Und bis ihm die Gerichte in der Sache Recht geben, ist das Kind fünf Jahre alt und nichts ist gewonnen. So ähnlich läuft es auch, wenn das Jugendamt Kinder klaut und in Pflegefamilien unterbringt. Die Eltern klagen dann und gewinnen nach zwei Jahren den Prozeß, dann aber argumentiert ein weiterer Richter, dass das Kindswohl nach so langer Zeit gefährdet wäre, nähme man es wieder aus der Pflegefamilie raus. Lange Nase, Osterhase. Willkür siegt.

Das Sorgerecht wird völlig überbewertet

herdplatte, Friday, 06.08.2010, 15:51 (vor 5638 Tagen) @ Referatsleiter 408

Das Sorgerecht hat in der Praxis kaum Relevanz. Nur in den Fällen:

- Schuleinschreibung (jedoch nur theoretische Relevanz)
- Operation (echte Relevanz, da der Doktor Angst hat, daß er am Schluß Schuld ist, d. h. beide Sorgeberechtigten müssen unterschreiben)
- Namensgebung (echte Relevanz kraft Gesetzes, weiß einen Fall eines Bekannten, hat unterschrieben zur Nachnamenänderung)

Berichte aus der Praxis:
Ich habe das Sorgerecht, wurde aber bei Schuleinschreibung, Kindergarteneinschreibung, Horteinschreibung nie gefragt. Habe danach mal Radau in der Schule gemacht und durfte wenigstens noch nachträglich unterschreiben. :-)

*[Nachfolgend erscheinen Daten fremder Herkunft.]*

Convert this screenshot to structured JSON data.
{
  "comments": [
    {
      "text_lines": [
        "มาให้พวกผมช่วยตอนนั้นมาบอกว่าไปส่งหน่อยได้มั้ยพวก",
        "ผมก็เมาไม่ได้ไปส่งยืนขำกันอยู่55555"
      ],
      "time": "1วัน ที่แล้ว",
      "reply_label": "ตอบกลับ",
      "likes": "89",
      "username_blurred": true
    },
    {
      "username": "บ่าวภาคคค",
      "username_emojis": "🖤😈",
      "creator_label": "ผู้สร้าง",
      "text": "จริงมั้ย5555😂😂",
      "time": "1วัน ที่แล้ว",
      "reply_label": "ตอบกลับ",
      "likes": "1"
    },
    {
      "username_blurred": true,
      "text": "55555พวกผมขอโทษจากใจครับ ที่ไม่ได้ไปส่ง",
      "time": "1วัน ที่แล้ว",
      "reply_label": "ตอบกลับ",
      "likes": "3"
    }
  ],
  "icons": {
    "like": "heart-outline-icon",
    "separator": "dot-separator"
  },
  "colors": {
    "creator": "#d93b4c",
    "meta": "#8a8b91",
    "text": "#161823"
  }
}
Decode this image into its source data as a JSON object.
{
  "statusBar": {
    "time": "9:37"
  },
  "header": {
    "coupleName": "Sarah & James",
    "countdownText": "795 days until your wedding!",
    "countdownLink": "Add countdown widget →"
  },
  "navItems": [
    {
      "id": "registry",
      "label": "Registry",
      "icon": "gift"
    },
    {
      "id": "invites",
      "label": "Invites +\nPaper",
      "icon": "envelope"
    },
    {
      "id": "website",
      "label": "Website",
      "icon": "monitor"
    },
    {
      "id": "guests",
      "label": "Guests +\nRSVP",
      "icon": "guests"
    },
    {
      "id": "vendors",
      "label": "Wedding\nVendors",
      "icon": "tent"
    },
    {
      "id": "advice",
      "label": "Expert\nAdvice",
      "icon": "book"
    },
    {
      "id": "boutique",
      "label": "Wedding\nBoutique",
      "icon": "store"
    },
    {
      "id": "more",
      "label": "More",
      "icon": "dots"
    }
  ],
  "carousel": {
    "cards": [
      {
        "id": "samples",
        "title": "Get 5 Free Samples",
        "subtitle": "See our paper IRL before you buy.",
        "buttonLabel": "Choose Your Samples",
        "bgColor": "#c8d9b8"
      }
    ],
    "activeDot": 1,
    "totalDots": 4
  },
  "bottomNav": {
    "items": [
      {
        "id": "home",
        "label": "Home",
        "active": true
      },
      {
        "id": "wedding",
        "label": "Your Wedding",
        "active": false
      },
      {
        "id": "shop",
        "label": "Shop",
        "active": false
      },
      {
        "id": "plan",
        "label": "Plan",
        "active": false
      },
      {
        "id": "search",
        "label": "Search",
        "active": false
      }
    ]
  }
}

Nur einmal bei einer beabsichtigten Operation (ein Doktor wollte seine Praxis auf Kosten meines Kindes ein bißchen finanziell besserstellen und hat IHR die Notwendigkeit der Operation erfolgreich eingeredet) habe ich mich erfolgreich dagegenstellen können. Die Operation wurde nicht vorgenommen, das Kind hatte nie Probleme gesundheitlicher Art (ist zwei Jahre her). Sie ist mir heute dankbar, hatte aber damals ihren Anwalt auf mich gehetzt...

MedienHype um das Sorgerecht! Und was ist mit dem Umgang?

der_quixote, Absurdistan, Saturday, 07.08.2010, 01:40 (vor 5638 Tagen) @ Referatsleiter 408

Ebend!

Ich weise immer wieder darauf hin, dass man sich mit dem GSR den Arsch auswischen kann, wenn der Umgang vereitelt wird.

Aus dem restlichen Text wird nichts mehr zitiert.